Why do I need sport-specific shoes?
The science of sports medicine has made many advances in the last couple of decades, and one that has spawned a multi-billion shoe industry is the study of the biomechanics of the feet. Video helps us capture the way players feet move in various sports, and manufacturers design athletic shoes based on that knowledge.
There is real value in sport-specific shoes. The high tops of basketball shoes help prevent ankle sprains that can be caused by the constant jumping and landing. The cleats on football or soccer shoes can be changed out based on the playing surface for each game to provide the best traction and footing. Hiking boots are made with good tread to keep you from slipping on hills and cushioning for the rocks, roots, and uneven ground you encounter.
The goal of special shoes for specific sports is to give the proper support for the required foot movements, protect your feet from common injuries, and help you perform the best that you can. Let the foot specialists at Rocky Mountain Foot & Ankle Center help guide your sports shoe choices. Call (303) 423-2520 or contact us online today.
When should I replace my running shoes?
One thing that says it is time to replace running shoes is when your feet, shins, or joints start to feel fatigued or hurt. This is a sign that the midsole, which provides most of the support in your shoes, is starting to break down. This may happen long before the shoe or the tread looks worn. Here are some ways to check the midsole:
- Try to twist the shoe; a solid midsole won’t twist.

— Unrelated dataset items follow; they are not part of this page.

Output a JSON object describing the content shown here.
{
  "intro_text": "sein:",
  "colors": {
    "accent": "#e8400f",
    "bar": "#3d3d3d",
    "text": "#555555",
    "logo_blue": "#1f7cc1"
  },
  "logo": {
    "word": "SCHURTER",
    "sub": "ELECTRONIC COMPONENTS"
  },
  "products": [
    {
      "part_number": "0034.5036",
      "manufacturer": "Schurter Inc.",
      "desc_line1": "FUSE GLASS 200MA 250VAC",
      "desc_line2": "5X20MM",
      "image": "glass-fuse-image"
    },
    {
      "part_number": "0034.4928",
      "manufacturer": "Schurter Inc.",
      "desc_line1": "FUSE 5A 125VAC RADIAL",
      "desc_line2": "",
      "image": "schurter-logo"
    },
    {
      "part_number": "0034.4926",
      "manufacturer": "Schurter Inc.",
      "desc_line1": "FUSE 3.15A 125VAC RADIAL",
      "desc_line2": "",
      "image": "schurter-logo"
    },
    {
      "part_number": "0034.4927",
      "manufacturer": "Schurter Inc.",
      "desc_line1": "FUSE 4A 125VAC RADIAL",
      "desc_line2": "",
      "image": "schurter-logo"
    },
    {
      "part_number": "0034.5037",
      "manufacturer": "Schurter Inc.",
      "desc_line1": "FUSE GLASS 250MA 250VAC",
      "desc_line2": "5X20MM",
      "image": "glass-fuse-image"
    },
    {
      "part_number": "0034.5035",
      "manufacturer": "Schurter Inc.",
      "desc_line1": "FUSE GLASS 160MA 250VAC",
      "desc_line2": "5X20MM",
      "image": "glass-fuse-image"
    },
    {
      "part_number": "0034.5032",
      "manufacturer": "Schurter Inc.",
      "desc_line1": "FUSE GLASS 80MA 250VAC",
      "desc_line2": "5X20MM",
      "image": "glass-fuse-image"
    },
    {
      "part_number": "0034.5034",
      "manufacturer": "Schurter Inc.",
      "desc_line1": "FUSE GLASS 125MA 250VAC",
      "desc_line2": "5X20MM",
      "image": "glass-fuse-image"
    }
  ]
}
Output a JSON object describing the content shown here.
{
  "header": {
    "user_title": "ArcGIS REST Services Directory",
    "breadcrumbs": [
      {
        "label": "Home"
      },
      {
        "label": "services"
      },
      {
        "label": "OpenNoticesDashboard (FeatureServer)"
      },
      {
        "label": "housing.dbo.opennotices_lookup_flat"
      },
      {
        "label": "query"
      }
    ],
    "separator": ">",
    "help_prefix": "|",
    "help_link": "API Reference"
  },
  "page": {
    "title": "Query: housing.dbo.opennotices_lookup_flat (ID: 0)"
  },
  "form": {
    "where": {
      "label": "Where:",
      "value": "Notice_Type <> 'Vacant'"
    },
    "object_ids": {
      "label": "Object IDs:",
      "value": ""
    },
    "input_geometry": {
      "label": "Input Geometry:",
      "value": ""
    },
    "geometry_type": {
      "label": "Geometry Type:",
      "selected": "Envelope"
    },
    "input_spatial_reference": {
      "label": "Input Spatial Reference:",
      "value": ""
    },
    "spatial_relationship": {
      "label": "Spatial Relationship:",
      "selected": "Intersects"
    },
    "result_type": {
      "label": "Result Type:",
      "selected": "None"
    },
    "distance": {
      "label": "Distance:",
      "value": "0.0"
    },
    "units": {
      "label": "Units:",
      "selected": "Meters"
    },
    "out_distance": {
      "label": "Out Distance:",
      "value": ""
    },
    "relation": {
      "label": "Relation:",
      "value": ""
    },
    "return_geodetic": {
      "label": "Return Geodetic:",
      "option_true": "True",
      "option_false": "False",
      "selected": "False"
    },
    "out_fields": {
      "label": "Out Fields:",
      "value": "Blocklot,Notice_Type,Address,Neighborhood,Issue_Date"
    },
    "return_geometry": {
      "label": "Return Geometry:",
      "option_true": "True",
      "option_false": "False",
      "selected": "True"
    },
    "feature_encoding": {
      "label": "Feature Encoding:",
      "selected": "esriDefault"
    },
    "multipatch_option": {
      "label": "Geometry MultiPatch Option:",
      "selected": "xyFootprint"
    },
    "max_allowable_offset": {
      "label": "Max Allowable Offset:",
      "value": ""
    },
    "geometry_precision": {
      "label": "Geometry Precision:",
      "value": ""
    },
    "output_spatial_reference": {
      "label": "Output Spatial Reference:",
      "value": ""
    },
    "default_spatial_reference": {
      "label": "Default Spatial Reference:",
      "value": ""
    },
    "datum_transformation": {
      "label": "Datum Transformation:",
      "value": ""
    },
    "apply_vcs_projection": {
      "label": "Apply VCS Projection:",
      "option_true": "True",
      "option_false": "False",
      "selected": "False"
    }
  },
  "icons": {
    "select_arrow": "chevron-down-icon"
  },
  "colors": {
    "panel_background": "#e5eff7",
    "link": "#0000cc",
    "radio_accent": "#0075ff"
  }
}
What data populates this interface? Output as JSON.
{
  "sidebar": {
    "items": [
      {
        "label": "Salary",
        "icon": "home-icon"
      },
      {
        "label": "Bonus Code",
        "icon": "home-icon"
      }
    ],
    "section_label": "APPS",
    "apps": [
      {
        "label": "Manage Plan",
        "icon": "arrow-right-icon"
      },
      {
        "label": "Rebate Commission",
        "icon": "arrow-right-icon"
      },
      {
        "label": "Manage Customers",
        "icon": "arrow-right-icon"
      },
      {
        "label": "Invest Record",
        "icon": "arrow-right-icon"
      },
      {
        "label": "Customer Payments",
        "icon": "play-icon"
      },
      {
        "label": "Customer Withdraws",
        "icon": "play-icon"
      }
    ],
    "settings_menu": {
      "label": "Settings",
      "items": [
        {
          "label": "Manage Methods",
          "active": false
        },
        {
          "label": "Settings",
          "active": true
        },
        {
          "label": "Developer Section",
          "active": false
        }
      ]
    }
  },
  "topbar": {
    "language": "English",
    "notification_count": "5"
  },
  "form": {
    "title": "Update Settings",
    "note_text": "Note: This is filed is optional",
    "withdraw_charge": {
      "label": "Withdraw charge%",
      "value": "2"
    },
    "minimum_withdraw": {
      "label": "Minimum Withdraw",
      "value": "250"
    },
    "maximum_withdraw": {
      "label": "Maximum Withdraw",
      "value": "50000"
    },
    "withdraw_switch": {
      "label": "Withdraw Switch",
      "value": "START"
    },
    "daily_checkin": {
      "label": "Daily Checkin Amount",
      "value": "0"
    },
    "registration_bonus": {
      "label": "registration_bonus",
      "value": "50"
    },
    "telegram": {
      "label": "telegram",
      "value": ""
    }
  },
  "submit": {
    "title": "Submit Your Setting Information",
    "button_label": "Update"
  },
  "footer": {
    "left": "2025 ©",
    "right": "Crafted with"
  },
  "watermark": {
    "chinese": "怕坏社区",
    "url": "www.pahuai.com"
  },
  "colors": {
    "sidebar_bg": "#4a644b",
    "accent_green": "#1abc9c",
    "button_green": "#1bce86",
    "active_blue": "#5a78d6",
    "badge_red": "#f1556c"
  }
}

- Compare a new pair to the old one. Does the cushioning still give or feel dead?
- Look at your shoes from the back. If the soles are worn or the shoes are leaning, most likely the midsole has deteriorated as well.
- Take out the liner and check the midsole for creases at the heel of the ball of foot area.
You can also keep track of the miles you put on a pair of running shoes and replace them around the 300 or 400 mark, depending on how much you weigh and how hard you are on them. For more information about running and shoes, contact Rocky Mountain Foot & Ankle Center in Wheat Ridge, Golden, Evergreen, or Granby, CO by calling (303) 423-2520.
Is it safe to exercise with arthritis?
With rheumatoid arthritis, you need to be careful not to aggravate a joint that is flaring up. If your shoulder is sore, you may want to walk, and if your ankles are swollen and inflamed, swimming or biking might be a better alternative. For wear-and-tear arthritis that damages the cartilage in your joints, it is usually safe to exercise as long as you start slowly.
The general benefits of exercise are well-known, but for osteoarthritis sufferers, it is especially helpful in reducing the stiffness, swelling, and pain that accompanies this condition. By increasing your muscle strength and flexibility, your joints function better and you can move freely. When you do aerobic exercise that gets your heart and circulation going, it helps maintain a good weight and lessen the stress on your joints, while also protecting against heart disease. And best of all, you will sleep better at night. Who wouldn’t want that?